I assume that means removing *public* CREATE permissions, not the
owner's (which'd be the DB owner with the proposed changes).

> It's hard to predict how many users that might inconvenience, but I
> suppose it's probably a big number. On the other hand, the only
> alternative is to continue shipping a configuration that, by default,
> is potentially insecure. It's hard to decide which thing we should
> care more about.

Yeah.  The thing is, if we make it harder to create stuff in "public",
that's going to result in the path-of-least-resistance being to run
everything as the DB owner.  Which is better than running everything as
superuser (at least if DB owner != postgres), but still not exactly great.
Second least difficult thing is to re-grant public CREATE permissions,
putting things right back where they were.

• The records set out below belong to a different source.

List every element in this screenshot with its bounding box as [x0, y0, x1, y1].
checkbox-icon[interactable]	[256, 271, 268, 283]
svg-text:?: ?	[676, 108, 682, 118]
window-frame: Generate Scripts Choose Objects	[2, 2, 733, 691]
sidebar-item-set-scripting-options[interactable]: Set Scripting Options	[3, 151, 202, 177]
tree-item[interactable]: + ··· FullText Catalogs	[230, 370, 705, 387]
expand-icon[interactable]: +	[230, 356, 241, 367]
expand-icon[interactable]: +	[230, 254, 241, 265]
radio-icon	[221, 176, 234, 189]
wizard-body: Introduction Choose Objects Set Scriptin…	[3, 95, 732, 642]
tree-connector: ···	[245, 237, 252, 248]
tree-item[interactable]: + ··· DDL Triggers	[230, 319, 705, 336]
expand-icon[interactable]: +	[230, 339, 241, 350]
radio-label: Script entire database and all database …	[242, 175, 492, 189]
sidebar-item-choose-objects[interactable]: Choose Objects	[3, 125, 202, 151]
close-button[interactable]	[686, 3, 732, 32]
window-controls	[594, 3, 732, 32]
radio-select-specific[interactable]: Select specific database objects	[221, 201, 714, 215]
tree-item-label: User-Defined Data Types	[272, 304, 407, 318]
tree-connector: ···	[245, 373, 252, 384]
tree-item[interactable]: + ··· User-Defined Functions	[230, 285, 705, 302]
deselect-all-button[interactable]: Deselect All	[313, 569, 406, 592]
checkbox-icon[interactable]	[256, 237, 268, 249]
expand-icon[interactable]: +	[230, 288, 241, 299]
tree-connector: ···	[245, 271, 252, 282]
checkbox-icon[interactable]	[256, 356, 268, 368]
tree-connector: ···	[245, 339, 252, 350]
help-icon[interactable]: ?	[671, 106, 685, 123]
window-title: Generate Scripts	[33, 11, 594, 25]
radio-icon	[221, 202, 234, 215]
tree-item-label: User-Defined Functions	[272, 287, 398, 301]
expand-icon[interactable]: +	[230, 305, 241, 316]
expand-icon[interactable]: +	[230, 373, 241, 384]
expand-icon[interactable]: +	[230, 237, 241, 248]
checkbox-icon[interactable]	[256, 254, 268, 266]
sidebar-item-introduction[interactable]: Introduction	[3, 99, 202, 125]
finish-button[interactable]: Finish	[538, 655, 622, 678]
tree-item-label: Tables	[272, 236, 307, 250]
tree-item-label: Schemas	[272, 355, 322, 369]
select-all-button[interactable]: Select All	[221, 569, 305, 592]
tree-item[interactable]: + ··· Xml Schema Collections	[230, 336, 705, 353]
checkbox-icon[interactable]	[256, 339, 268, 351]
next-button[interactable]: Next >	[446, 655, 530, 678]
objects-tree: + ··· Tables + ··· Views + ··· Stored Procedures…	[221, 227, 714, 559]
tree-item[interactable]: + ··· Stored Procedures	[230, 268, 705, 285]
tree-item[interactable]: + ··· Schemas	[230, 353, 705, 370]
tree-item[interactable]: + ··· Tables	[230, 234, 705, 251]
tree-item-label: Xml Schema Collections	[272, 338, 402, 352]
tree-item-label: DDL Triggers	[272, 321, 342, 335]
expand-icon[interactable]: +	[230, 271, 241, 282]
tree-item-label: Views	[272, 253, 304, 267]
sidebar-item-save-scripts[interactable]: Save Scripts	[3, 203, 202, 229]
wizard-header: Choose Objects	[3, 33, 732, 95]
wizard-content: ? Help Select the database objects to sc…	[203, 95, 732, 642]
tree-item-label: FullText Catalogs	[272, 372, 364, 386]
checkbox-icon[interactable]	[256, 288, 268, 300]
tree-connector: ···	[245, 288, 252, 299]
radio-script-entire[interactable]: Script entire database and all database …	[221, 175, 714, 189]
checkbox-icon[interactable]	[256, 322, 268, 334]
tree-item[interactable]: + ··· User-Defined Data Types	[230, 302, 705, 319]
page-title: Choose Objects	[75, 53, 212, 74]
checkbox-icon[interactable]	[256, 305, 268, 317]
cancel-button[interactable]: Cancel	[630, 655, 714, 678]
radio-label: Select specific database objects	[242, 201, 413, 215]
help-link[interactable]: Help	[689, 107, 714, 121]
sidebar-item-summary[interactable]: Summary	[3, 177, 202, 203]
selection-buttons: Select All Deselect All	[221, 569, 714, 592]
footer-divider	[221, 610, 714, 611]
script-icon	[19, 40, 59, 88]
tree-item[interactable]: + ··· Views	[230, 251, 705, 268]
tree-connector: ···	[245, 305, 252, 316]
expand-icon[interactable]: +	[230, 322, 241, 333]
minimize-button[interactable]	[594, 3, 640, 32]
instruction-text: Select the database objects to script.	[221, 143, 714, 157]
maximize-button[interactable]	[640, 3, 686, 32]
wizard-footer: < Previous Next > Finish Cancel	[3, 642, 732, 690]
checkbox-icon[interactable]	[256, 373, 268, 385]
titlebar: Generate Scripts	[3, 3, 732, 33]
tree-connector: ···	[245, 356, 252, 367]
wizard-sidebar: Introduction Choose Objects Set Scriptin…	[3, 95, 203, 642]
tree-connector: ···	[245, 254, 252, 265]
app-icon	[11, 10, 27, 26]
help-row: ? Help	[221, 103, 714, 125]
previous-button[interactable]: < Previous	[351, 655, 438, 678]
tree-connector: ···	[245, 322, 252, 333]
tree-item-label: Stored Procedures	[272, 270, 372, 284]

I'm not sure how far we can expect to move things without creating a
bad on-boarding experience.  The folks who actually need cross-user
security already know what they have to do (or if not, that's a docs
problem not a code problem).  I'm inclined to think that first-time
users do not need that, though.

What potentially could move the needle is separate search paths for
relation lookup and function/operator lookup.  We have sort of stuck
our toe in that pond already by discriminating against pg_temp for
function/operator lookup, but we could make that more formalized and
controllable if there were distinct settings.  I'm not sure offhand
how much of a compatibility problem that produces.